- Supreme Court of the United States

Argued April 16, 2013 Decided June 13, 2013
- Full case name: American Trucking Associations Inc. v. City of Los Angeles, California
- Docket no.: 11-798
- Citations: 569 U.S. 641 (more) 133 S. Ct. 2096; 186 L. Ed. 2d 177; 2013 U.S. LEXIS 4539
- Argument: Oral argument

Case history
- Prior: 660 F.3d 384 (9th Cir. 2011)

Court membership
- Chief Justice John Roberts Associate Justices Antonin Scalia · Anthony Kennedy Clarence Thomas · Ruth Bader Ginsburg Stephen Breyer · Samuel Alito Sonia Sotomayor · Elena Kagan

Case opinions
- Majority: Kagan, joined by unanimous
- Concurrence: Thomas

= American Trucking Associations v. City of Los Angeles =

American Trucking Ass'ns, Inc. v. City of Los Angeles, 569 U.S. 641 (2013), was a case in which the Supreme Court of the United States held that certain regulations imposed by City of Los Angeles on trucking companies were preempted by federal law. In 2006 the Board of Harbor Commissioners for Los Angeles, California adopted an environmental protection plan that included an effort called Clean Truck Program (CTP). The stated goal of the program is to "reduce negative impacts that port [trucking] inflicts on the local community." The implementation of this program began in 2007 and required trucking companies to comply with various requirements relating to maintenance of trucks, employment of drivers, and trucking operations.

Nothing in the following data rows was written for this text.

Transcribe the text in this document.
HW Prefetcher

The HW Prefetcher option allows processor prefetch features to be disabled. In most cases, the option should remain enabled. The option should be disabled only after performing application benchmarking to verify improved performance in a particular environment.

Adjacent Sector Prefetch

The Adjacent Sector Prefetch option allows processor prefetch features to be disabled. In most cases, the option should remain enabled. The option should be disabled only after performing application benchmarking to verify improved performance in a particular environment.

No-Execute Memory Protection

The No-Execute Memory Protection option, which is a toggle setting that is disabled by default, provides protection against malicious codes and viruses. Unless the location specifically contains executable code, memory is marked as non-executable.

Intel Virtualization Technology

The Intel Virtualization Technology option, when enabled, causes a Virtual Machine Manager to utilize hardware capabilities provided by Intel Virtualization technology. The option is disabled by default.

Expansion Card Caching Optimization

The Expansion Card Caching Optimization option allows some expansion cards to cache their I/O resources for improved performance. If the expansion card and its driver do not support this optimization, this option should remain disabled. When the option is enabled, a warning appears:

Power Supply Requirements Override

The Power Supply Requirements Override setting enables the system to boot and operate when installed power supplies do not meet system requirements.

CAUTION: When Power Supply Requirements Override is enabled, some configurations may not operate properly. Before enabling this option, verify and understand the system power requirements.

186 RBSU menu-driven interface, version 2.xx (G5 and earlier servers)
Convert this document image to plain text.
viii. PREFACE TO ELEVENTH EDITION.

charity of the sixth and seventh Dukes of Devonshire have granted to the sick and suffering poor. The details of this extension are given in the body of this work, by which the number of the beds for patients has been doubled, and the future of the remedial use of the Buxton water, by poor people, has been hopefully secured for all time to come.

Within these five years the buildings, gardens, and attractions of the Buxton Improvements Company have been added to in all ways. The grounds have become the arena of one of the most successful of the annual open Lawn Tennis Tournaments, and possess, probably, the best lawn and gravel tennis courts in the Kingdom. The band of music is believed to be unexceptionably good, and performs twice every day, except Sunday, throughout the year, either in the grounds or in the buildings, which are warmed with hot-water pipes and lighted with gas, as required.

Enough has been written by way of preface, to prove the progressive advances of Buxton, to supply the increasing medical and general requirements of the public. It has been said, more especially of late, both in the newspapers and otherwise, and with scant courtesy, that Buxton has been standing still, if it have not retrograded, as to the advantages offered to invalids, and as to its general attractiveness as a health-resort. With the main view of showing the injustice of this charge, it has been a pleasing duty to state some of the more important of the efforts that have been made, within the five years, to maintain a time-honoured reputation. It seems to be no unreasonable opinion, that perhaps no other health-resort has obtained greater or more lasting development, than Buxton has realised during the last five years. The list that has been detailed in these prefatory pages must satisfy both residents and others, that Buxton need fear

The American Trucking Associations believed some of the regulations were in violation of the Federal Aviation Administration Authorization Act of 1994 (FAAAA) and filed suit. Litigation eventually made its way up to the Supreme Court of the United States, where the Court held that two of the requirements of the CTP were in violation of the FAAAA.